Sen. Shaheen also issued a news release: “Today’s ruling by the New Hampshire Supreme Court upholds our Rape Shield Law’s basic privacy protections that encourage survivors to report their assault and cooperate with prosecution. I am glad that the court agrees survivors of sexual assault have a basic right to privacy, including their past sexual history.”
Mazzaglia is serving life in prison without parole for murdering Marriott, of Westborough, Mass., on Oct. 9, 2012, in Dover. Published reports of the trial say Mazzaglia’s former girlfriend Kathryn McDonough testified that Mazzaglia strangled Marriott after she said no to his sexual advances.
McDonough said she left the room and when she returned saw Mazzaglia raping Marriott’s body, according to published reports of the trial.
Mazzaglia’s defense blamed McDonough for Marriott’s murder and said she cut a deal with prosecutors to testify against him.
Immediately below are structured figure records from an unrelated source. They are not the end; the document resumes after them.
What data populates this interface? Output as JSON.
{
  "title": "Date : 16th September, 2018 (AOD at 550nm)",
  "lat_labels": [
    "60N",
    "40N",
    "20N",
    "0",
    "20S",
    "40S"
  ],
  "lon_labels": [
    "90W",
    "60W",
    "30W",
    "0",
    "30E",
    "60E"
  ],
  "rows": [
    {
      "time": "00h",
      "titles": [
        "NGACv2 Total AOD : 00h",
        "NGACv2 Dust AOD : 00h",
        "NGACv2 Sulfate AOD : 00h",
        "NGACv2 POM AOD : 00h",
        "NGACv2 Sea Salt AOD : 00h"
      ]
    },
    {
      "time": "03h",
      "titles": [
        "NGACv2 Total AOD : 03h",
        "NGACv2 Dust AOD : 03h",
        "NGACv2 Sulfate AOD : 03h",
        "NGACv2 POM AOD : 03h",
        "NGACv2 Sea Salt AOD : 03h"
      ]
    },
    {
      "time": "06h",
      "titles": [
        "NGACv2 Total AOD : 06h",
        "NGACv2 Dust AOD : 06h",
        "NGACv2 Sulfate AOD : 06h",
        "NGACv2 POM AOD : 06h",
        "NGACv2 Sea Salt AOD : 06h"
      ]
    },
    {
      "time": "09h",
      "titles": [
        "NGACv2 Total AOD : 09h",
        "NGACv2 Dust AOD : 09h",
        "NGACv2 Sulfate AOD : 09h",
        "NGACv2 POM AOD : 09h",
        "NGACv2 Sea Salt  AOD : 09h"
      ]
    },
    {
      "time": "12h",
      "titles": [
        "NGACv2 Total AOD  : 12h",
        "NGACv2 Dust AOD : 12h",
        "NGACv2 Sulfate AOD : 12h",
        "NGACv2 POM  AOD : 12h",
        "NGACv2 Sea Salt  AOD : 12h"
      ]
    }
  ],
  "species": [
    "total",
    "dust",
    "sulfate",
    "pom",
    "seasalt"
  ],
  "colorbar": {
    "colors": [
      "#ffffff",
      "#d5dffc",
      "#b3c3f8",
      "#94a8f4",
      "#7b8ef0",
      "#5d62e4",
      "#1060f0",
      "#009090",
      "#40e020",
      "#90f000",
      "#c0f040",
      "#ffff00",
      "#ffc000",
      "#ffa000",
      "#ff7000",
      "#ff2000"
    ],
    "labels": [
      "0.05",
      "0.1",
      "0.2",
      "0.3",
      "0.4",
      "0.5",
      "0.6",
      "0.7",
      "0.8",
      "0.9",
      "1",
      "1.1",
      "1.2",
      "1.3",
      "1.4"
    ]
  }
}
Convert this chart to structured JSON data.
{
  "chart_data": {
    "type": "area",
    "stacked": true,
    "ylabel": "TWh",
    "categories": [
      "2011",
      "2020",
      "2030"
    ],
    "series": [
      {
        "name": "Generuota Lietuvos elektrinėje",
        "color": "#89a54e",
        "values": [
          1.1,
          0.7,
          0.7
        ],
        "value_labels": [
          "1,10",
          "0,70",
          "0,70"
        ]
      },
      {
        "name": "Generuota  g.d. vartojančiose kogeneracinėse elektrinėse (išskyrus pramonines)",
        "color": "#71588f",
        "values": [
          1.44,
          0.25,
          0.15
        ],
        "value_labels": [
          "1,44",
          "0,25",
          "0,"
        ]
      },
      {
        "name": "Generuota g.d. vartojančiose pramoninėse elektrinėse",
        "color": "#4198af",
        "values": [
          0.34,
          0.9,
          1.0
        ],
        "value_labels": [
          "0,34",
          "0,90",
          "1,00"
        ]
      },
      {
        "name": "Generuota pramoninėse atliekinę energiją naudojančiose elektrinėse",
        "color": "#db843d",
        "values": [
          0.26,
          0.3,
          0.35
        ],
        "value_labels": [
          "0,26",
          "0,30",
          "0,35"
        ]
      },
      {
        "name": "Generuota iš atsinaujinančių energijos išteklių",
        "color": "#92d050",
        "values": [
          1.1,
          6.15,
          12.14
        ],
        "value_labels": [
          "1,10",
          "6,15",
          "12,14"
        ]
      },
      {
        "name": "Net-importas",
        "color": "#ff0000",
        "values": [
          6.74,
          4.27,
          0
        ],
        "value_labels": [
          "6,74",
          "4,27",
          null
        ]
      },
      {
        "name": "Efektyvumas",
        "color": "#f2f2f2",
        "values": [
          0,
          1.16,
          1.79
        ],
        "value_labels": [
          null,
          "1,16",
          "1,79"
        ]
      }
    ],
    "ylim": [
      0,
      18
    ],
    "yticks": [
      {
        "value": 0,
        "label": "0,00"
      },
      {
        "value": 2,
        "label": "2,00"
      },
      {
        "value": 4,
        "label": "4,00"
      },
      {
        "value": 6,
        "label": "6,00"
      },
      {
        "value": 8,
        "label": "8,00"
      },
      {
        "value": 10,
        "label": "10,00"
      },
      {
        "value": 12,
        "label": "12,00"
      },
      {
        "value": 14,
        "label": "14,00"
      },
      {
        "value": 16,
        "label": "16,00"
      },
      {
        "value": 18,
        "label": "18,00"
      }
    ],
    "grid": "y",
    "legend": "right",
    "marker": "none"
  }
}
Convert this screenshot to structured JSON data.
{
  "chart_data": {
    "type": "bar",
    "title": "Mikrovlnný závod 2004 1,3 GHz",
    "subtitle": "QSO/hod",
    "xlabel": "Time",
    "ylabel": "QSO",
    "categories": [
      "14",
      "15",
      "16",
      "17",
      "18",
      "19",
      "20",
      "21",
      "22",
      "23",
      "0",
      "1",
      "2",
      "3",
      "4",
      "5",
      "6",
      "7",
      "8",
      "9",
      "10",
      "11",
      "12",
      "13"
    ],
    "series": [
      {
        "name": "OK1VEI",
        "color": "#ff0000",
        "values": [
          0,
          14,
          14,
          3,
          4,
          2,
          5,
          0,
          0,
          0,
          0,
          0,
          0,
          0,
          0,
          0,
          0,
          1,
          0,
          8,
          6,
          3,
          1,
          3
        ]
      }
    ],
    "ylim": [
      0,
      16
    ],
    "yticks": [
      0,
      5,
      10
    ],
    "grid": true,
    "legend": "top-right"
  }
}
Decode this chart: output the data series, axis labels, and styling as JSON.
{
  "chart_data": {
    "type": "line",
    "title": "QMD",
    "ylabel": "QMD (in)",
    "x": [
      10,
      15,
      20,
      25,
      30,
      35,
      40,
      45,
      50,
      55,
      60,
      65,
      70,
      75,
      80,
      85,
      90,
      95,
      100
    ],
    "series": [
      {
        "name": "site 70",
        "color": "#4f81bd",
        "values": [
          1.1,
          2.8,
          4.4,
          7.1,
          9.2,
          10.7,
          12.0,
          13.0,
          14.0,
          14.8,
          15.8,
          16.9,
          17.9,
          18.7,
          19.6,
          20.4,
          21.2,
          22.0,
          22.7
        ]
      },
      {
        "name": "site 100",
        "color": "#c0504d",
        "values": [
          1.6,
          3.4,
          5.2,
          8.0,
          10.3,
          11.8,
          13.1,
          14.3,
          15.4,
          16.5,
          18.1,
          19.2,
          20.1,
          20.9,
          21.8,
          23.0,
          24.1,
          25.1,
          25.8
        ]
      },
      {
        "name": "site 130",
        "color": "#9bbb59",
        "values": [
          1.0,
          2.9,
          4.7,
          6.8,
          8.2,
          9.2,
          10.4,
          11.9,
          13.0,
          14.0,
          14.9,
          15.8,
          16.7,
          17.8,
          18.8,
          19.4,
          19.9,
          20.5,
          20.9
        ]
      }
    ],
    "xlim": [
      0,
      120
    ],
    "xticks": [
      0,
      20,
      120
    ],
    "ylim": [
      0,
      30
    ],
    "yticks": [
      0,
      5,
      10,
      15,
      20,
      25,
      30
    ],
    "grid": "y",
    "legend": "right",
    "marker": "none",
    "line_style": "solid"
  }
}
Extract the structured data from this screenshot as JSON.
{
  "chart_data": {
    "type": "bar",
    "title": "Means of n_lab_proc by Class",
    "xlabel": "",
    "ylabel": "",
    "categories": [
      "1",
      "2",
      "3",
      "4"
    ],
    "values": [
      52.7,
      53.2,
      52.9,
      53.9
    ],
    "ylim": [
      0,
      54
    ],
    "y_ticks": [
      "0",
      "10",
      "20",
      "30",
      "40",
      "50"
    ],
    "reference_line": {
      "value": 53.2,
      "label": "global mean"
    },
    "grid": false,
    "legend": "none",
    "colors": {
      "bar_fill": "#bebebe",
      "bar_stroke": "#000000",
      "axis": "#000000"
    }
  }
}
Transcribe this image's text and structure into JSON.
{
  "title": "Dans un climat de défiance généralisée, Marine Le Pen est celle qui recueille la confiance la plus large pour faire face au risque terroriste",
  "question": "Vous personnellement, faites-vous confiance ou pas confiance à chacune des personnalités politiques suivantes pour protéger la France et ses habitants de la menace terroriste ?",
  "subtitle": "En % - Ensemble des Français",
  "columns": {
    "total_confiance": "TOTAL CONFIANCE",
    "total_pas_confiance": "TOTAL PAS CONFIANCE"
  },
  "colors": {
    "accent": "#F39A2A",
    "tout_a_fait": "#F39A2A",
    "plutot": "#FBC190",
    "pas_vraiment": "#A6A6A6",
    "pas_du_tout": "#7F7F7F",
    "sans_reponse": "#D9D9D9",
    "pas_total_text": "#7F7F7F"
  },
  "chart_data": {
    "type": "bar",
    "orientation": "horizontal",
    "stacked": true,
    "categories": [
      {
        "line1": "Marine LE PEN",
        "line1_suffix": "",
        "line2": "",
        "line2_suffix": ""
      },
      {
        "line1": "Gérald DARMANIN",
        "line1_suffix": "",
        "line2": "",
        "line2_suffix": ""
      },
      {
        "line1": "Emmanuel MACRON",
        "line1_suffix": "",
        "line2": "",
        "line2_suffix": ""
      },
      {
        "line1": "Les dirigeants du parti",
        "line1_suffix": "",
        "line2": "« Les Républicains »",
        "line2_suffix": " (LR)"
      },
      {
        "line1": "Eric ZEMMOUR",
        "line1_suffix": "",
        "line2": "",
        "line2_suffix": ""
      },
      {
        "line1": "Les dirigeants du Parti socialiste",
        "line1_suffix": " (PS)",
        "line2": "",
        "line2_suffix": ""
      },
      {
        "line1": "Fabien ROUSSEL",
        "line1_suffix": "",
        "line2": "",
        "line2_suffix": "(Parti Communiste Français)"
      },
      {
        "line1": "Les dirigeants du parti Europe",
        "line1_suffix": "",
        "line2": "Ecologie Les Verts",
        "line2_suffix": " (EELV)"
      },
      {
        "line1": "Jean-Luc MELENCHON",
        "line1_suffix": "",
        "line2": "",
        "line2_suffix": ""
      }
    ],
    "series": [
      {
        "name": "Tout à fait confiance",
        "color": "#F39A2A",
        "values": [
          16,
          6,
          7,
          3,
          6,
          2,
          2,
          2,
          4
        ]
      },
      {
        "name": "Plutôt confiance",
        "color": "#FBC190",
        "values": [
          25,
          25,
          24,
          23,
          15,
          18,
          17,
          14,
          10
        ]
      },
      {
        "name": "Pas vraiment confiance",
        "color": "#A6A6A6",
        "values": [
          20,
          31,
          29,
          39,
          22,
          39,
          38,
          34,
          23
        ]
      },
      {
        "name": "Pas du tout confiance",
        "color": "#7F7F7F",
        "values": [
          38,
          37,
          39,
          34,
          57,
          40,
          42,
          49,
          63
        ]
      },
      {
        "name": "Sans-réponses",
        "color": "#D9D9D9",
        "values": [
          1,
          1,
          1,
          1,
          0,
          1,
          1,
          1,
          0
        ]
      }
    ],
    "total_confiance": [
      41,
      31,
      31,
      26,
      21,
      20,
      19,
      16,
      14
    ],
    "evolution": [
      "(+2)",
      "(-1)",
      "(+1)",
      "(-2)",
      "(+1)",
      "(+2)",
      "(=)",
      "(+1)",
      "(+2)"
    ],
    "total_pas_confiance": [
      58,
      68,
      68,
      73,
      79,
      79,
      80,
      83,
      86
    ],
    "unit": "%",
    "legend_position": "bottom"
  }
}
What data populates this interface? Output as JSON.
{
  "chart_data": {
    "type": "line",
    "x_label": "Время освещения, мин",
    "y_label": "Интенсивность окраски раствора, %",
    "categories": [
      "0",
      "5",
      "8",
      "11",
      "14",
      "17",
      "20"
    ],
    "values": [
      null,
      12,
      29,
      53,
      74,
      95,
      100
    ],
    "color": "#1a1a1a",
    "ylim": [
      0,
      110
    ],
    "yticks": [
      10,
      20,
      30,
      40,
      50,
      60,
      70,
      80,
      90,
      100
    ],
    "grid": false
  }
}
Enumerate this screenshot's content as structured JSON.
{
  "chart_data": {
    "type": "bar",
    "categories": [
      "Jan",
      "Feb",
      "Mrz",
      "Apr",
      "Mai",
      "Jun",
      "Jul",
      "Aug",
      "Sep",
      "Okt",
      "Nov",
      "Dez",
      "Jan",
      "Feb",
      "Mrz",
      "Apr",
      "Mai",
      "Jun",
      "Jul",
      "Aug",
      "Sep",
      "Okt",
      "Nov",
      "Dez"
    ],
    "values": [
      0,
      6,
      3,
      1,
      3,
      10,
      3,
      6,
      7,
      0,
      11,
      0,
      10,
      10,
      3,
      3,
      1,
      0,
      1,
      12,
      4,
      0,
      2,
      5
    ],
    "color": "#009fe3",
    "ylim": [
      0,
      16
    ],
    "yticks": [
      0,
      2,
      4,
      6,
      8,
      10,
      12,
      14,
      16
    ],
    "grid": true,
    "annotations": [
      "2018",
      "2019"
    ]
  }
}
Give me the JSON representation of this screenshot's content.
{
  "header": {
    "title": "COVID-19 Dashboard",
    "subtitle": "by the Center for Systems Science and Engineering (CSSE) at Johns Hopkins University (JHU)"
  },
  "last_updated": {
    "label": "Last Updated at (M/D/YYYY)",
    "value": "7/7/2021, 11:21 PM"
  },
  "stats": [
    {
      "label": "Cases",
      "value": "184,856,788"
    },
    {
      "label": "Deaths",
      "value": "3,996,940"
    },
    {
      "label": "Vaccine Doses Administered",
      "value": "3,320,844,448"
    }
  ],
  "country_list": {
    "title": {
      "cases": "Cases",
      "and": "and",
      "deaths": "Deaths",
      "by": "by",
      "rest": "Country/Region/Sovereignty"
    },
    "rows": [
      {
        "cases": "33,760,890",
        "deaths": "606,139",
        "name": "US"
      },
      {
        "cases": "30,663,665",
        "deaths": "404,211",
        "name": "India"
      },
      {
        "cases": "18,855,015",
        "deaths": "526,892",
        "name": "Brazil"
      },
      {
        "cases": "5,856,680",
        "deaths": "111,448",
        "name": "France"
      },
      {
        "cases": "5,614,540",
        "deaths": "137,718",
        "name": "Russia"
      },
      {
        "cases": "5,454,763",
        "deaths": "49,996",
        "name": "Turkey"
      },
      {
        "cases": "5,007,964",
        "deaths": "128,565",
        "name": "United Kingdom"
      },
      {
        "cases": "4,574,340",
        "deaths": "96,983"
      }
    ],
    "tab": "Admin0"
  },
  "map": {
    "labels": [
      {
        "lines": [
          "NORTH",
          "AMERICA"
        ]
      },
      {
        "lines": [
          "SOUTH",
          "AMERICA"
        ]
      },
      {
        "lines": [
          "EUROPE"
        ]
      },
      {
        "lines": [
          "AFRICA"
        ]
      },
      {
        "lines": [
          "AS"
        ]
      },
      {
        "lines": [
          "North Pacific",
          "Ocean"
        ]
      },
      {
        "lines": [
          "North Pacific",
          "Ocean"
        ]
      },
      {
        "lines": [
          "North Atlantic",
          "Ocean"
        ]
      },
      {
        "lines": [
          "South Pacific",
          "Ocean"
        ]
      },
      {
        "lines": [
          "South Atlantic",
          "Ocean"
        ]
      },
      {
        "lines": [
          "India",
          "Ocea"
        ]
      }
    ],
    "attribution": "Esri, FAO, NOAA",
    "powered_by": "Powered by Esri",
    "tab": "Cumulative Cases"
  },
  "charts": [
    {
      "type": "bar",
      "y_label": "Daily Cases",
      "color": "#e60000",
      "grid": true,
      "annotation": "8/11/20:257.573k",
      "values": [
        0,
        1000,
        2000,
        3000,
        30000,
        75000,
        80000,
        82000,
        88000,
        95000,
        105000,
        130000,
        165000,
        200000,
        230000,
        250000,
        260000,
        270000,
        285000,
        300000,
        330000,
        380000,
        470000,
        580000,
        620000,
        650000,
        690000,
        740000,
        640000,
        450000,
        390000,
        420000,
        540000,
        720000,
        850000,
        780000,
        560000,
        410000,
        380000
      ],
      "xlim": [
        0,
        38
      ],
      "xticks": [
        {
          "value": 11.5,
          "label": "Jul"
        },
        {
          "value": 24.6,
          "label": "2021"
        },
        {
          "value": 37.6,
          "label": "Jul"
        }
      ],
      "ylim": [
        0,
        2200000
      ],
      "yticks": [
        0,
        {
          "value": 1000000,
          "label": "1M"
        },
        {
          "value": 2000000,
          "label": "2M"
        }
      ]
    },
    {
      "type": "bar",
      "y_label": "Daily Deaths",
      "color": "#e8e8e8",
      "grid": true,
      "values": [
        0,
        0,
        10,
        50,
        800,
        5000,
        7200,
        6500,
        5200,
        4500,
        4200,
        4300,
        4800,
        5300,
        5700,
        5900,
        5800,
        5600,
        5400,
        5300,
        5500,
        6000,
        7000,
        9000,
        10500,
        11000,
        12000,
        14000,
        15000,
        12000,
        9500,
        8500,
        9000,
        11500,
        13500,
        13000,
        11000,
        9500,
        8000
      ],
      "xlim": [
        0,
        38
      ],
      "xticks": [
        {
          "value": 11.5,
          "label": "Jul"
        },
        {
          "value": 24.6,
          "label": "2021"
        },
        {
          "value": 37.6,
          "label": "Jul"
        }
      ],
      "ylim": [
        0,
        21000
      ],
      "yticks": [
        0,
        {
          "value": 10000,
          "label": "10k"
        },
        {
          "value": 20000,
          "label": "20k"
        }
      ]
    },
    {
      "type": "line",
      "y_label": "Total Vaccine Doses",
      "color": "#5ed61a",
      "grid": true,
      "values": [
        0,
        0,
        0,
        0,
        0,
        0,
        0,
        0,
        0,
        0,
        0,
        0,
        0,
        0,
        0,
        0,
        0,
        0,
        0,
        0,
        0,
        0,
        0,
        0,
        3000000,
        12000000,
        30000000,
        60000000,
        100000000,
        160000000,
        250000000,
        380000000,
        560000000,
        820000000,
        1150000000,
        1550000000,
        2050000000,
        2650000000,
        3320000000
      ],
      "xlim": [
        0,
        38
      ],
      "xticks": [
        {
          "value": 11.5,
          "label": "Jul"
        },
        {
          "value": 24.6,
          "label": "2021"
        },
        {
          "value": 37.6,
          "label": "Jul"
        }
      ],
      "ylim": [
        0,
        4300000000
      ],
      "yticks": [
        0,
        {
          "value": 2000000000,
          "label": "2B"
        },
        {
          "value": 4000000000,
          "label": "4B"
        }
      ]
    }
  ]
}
McDonough was released in July after pleading guilty to lying about Marriott’s disappearance and serving three years in prison. Marriott’s body, which was reportedly dumped in the Piscataqua River, has never been found.
Amanda Grady Sexton of the New Hampshire Coalition Against Domestic and Sexual Violence, was quoted by the Associated Press about the Supreme Court’s ruling: “We are pleased that the court upheld the well-established right of rape victims to not have their prior sexual history used against them. This is a victory for not just the Marriotts, but for all victims of sexual assault.”
The Supreme Court had previously ruled that the sealed portions outlining Marriott’s past sexual history would be made public during the appeals process because of a new administrative rule that went into effect in January. But the court stayed its order to give the state and Marriott’s family a chance to appeal.
Eight days ago the Supreme Court heard arguments about whether Marriott’s sexual history should remain sealed from Johnson, Senior Assistant Attorney General Peter Hinckley and Cyrus Rilee, who represented Marriott’s family.
“Having considered the oral arguments, briefs, and the applicable law, we hereby order that the records sealed by the trial court shall remain sealed and that the parties’ unredacted appellate briefs and appendices shall remain confidential,” the Court’s latest order said.
In the next sentence, however, the Supreme Court said: “Oral argument on the defendant’s direct appeal of his convictions shall be open to the public.”
Johnson said: “This order doesn’t really explain why they came to this decision. That leads me to think this order reflects an interim decision on their part.”
Hinckley had asked that oral arguments in Mazzaglia’s appeal be held behind closed doors.
During arguments on Sept. 21, Hinckley called the sealed records “private and untrue allegations which have been found by the trial court to be irrelevant and inadmissible and should remain so at this time.”